Иван Сергеевич Романов — весьма известный, читаемый и почитаемый писатель-мистик. Разменяв пятый десяток, он успел написать четыре книги: два сборника рассказов, один — повестей, и роман, — все, как на подбор, посвященные самым невероятным, леденящим душу и кровь историям о призраках старых полуразрушенных домов, о таинственных картинах и гобеленах, затягивающих в свои миры случайного зрителя, о колодцах, рассказывающих жуткие тайны давно минувших веков, о странных вещах, оставленных в наследство ничего не подозревающим молодым людям, которые, соприкоснувшись с ними, теряли и сон, и покой навеки или волею этих предметов переносились из привычного мира удобств, сотовой связи и Всемирной Паутины — в жутковатый своей тысячелетней неизменностью мир черной магии, колдунов и оборотней. Вот о последних, колдунах и оборотнях, Иван Сергеевич особенно любил писать. И, надо признать, выходило у него это столь непередаваемо ужасно, что раз на Гоголевских чтениях, проходивших близ Диканьки, он, озвучивая свой последний к тому времени опус, распугал аудиторию без малого в пару сотен человек. Когда Романов закончил последний абзац и, удовлетворенный, отошел от микрофона, обнаружилось, что большинство слушателей давно исчезли с поляны, на которой в ночной тиши и проходили чтения, а те, кто по каким-то причинам не смогли этого сделать — в основном люди пожилого возраста и женщины — лежали в глубоком обмороке, таким образом ожидая окончания страшного рассказа. И только после часовой заминки, когда все прибывшие и очнувшиеся убедились, что Иван Сергеевич точно ничего читать не будет, автору устроили вполне заслуженную овацию, а жюри, извлекая беруши, безоговорочно присудило Романову главный приз и билет на ближайший самолет, с глаз долой, обратно в Россию.
Этим происшествием Иван Сергеевич очень гордился. Хотя больше на Гоголевские чтения его не приглашали ни разу. Да и на чтения вообще тоже. Так что он теперь приглашал аудиторию к себе сам. Состоявшую из верных друзей-писателей, людей с железными нервами и хотя и развитым воображением, но давно уже привыкшим к жутковатым опусам своего коллеги, а потому реагировавших на них достаточно вяло — в сравнении с Диканьской аудиторией, то есть, учащенным сердцебиением, охами, возней на стуле и приглушенными чертыханиями. Вот их-то, действительно закаленных почитателей его таланта, в количестве трех человек, Иван Сергеевич и пригласил в тот достопримечательный вечер, о коем я хочу рассказать.
Пришло в гости к Романову, правда, четверо — за одним из компании увязался поэт-лирик. Жил этот поэт плохо, едва сводил концы с концами; стихи, хотя и писал он их во множестве, никакого дохода ему не приносили — ну кто, скажите, сейчас читает стихи? — вот он и вынужден был подрабатывать, несмотря на слабое здоровье, чернорабочим в котельной, где и топил дома, и слагал сонеты и мадригалы.

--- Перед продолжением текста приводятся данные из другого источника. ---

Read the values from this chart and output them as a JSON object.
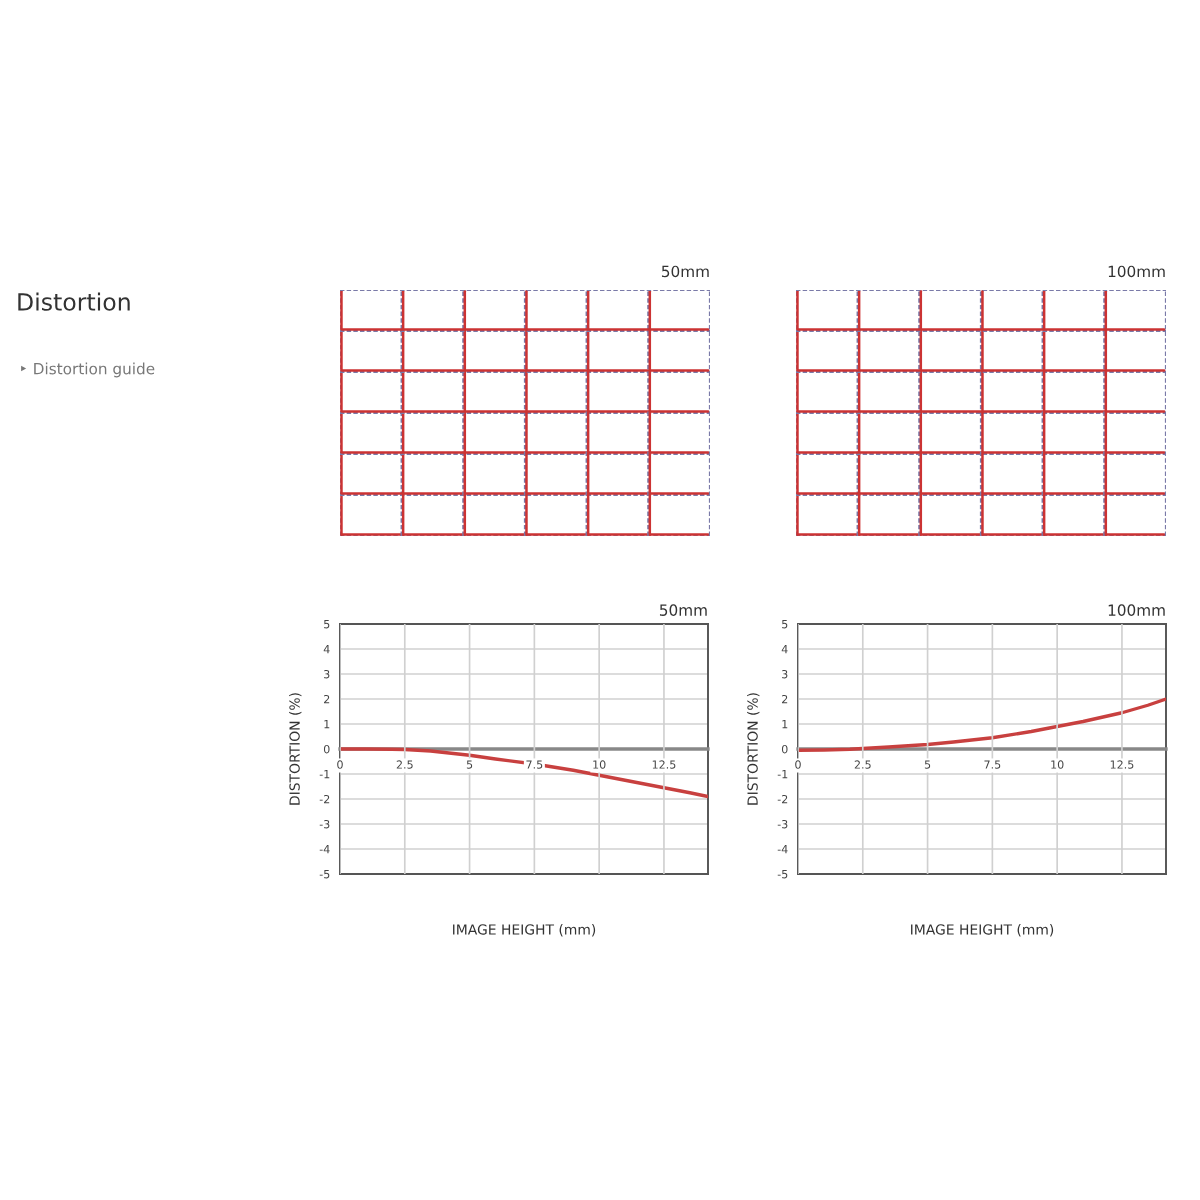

Но из-за того, что оба дела делал он одновременно, первое его деяние исполнялось в двух значениях этого слова разом — и жильцы приходили ругаться в котельную да вызывали аварийку, откачивающую воду из вновь затопленного подвала. Впрочем, из уважения к поэту-лирику, жильцы на него не очень сердились: во всяком случае, до рукоприкладства дело ни разу не доходило.
Так что не было ничего удивительного, что лирик увязался за знакомыми: не столько послушать страшный рассказ, сколько посидеть за хорошим столом — об этой особенности романовских чтений ему давно было известно. К слову сказать, совсем недавно Иван Сергеевич отмечал пятилетний юбилей своей свадьбы — чем не повод для приглашения старых друзей еще раз, так сказать, постфактум?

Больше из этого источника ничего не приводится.